The channel will roll out on Dec. 1, and include some premium content but mostly be available at no charge. Turning a profit is secondary to promoting the Missouri brand and its value as a recruiting tool, said associate athletic director Andrew Grinch, a former television journalist who oversees the project.

“We want to be a showcase for what’s going on at Mizzou,” he said. “By doing this as an athletic department, you obviously have access that others don’t.”

Unlike the Longhorn Network, a 20-year, $300 million cable channel start-up between Texas and ESPN, Missouri is taking a more modest approach. The initial goal is to offer Tigers fans a minimum of two to three videos daily, from interviews to game highlights to features on players or coaches.

As for the revenue-producing sports, conference TV contracts give Missouri the right to broadcast one football game live each season, as well as men’s and women’s basketball games that are not gobbled up by other TV deals.

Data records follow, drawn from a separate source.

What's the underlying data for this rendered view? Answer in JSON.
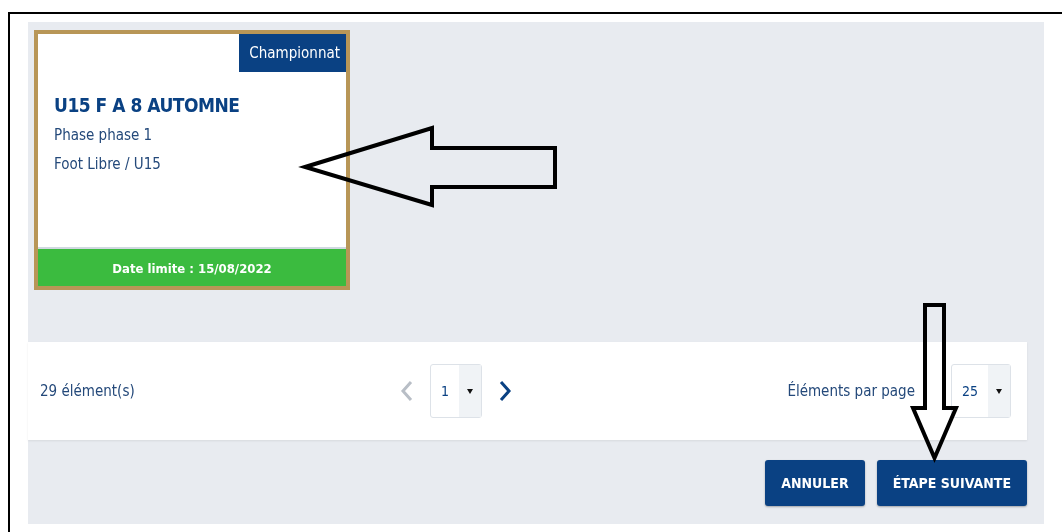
{
  "card": {
    "tag": "Championnat",
    "title": "U15 F A 8 AUTOMNE",
    "lines": [
      "Phase phase 1",
      "Foot Libre / U15"
    ],
    "deadline": "Date limite : 15/08/2022",
    "selected": true
  },
  "pagination": {
    "count": "29 élément(s)",
    "prev": {
      "disabled": true
    },
    "page": "1",
    "next": {
      "disabled": false
    },
    "per_page_label": "Éléments par page",
    "per_page": "25"
  },
  "buttons": [
    {
      "label": "ANNULER"
    },
    {
      "label": "ÉTAPE SUIVANTE"
    }
  ]
}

Those events will likely require viewers to pay up.

The school is working with Learfield Sports and CBS Sports’ interactive division, companies with which it already works, and also plans to partner with a local television station operated by the university’s journalism school.

The lucrative contract signed by Texas could ultimately lead to the demise of the Big 12, with Texas A&M’s looming departure followed by public statements from Oklahoma president David Boren suggesting that school may also leave.

But it also “opened a lot of people’s eyes” to the benefits of school-specific sports digital networks, Grinch said, a trend that follows the recent rollout of a Big Ten Network and a planned Pac-12 channel.

Oklahoma has invested $5 million toward its SoonerVision HD production, an online offering that the school hopes to eventually grow into a full-bore TV network. And Kansas State has unveiled its own high-definition digital network, K-StateHD.TV, a subscription service that debuted in late August.

“People want to consume (college sports) in all different kinds of ways, not just on the radio or on the official athletic department website,” said Andrew Wheeler, a Learfield Sports vice president based in Dallas.

The Missouri channel will also include non-athletic offerings, such as features on innovative campus research or the latest theatrical performance.